Choron is béarnaise coloured and flavoured with tomato concassée or concentrated tomato purée — the warmest and most visually striking of the hollandaise family. Named for the chef Alexandre-Étienne Choron (1837-1924), it trades the stark yellow of its parent sauce for a sunset coral-orange, and adds a gentle acidity that makes it the preferred accompaniment to grilled beef, particularly tournedos and entrecôte. Begin with a fully made béarnaise: shallot, tarragon, and chervil stems reduced in white wine vinegar until nearly dry; egg yolks whisked over gentle heat until thick and pale; clarified butter added in a thin stream until the emulsion is stable, thick, and creamy. Strain through a fine sieve. This is your foundation. For the tomato addition, two schools exist. The classical method: 2-3 tablespoons of very finely chopped tomato concassée (peeled, seeded, diced tomato, cooked gently in butter until dry and concentrated — the water must be removed or it breaks the emulsion). The modern method: 1-2 tablespoons of double-concentrated tomato paste, sieved smooth. Both work. The concassée gives texture and a fresher tomato character; the paste gives cleaner colour and a more concentrated flavour. Fold the tomato into the béarnaise gently — do not whisk vigorously, which can break an emulsion that is already at the limits of its stability. The finished Choron should be coral-orange, hold its shape on a spoon, taste first of tarragon and butter (the béarnaise identity), then of tomato as a warm afterthought. The tomato addition should feel like a blush, not a transformation. Choron is almost always served with grilled red meat. The combination of butter, tarragon, and tomato against the char and iron of a grilled steak is one of the great flavour marriages in French cuisine — each element exists to support the meat, and together they create a whole greater than the sum.

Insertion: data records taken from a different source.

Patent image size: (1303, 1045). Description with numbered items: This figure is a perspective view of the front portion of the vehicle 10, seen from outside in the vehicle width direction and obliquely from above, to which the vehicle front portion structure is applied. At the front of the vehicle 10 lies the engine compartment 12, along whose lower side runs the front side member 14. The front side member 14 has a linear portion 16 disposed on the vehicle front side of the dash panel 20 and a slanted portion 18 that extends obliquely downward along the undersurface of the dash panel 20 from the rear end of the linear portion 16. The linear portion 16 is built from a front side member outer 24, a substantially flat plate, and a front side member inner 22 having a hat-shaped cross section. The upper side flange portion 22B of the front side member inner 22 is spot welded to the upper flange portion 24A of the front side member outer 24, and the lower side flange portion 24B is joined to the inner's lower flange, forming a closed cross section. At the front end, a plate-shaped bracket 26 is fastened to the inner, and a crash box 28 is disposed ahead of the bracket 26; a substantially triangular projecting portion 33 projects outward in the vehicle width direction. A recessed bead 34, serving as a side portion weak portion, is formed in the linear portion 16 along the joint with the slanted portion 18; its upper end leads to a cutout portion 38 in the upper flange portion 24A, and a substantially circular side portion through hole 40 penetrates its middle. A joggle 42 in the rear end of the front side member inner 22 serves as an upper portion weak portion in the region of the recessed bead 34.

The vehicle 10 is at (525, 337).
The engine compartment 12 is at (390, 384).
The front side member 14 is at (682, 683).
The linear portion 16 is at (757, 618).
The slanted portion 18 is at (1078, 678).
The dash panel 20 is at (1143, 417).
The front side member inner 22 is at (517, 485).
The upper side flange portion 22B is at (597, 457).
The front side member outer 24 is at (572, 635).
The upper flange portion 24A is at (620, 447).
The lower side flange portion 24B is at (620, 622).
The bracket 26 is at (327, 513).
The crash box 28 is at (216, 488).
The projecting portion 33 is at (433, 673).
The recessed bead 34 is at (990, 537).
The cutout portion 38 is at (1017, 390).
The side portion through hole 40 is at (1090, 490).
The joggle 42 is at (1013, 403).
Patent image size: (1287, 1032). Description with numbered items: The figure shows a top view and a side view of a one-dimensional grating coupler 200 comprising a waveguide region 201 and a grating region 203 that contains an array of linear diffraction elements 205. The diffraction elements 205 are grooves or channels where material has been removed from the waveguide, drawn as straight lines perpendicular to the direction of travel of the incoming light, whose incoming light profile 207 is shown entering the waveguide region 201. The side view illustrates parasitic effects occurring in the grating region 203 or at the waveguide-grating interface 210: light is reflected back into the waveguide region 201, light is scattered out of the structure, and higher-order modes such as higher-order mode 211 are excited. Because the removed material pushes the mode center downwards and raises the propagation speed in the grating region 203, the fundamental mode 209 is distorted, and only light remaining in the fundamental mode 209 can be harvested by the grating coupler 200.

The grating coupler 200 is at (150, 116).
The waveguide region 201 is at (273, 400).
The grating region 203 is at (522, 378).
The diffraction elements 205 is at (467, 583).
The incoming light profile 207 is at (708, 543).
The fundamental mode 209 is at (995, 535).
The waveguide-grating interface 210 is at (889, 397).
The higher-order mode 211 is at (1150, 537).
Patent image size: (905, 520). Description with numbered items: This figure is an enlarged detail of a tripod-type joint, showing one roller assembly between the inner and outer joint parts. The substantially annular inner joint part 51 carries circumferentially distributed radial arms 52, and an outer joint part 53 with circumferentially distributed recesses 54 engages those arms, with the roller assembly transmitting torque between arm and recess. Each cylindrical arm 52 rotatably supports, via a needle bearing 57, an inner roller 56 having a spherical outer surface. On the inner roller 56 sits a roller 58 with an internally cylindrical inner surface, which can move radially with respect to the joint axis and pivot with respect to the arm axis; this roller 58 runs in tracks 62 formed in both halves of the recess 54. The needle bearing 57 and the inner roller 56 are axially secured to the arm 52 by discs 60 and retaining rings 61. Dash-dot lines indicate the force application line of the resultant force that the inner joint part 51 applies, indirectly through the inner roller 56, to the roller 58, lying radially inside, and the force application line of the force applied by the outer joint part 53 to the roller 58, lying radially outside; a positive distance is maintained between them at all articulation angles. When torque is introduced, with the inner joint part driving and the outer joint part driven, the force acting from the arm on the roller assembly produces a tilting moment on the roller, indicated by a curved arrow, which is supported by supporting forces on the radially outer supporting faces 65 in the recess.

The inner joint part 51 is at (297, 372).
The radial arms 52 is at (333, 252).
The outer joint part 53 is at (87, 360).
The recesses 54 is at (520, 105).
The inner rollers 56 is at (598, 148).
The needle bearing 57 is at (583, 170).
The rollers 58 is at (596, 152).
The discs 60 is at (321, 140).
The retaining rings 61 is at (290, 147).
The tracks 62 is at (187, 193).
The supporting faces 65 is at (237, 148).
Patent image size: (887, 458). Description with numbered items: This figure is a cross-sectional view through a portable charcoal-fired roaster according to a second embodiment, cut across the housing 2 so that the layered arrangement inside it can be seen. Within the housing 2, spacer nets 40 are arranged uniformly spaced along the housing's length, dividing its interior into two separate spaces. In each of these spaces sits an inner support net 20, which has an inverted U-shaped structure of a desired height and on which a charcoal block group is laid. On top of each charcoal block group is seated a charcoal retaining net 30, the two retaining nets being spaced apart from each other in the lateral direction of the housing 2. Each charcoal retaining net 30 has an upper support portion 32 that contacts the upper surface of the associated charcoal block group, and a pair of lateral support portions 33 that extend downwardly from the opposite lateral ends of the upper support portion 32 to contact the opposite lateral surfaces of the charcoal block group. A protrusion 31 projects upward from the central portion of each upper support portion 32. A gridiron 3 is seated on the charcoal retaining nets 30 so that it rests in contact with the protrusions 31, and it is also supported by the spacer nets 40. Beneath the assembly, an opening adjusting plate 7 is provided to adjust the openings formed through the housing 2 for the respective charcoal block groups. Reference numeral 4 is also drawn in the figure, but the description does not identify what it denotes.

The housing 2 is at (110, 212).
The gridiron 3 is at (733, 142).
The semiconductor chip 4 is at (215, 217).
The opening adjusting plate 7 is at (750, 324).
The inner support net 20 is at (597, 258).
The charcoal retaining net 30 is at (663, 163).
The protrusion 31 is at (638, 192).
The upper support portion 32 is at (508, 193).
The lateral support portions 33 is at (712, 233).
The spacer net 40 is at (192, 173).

1. The base must be a fully finished béarnaise — not hollandaise with herbs. 2. Tomato concassée must be cooked DRY — excess water breaks the emulsion. 3. Fold tomato in gently — vigorous whisking destabilises the emulsion. 4. The target colour is coral-orange, not red. 5. Tomato is the undertone, not the dominant flavour — tarragon and butter lead.
For the cleanest colour, use the paste method and sieve it twice. For the best flavour, use the concassée method and accept a slightly less uniform colour. If making Choron for a large party, prepare the béarnaise and the dried concassée separately, combine to order — the sauce holds better without the tomato's sugars accelerating degradation.
Adding raw tomato or passata, which introduces water that breaks the emulsion. Whisking too aggressively when incorporating the tomato. Adding too much tomato, overwhelming the béarnaise character. Starting from hollandaise rather than béarnaise — Choron without tarragon is not Choron, it is just tomato hollandaise.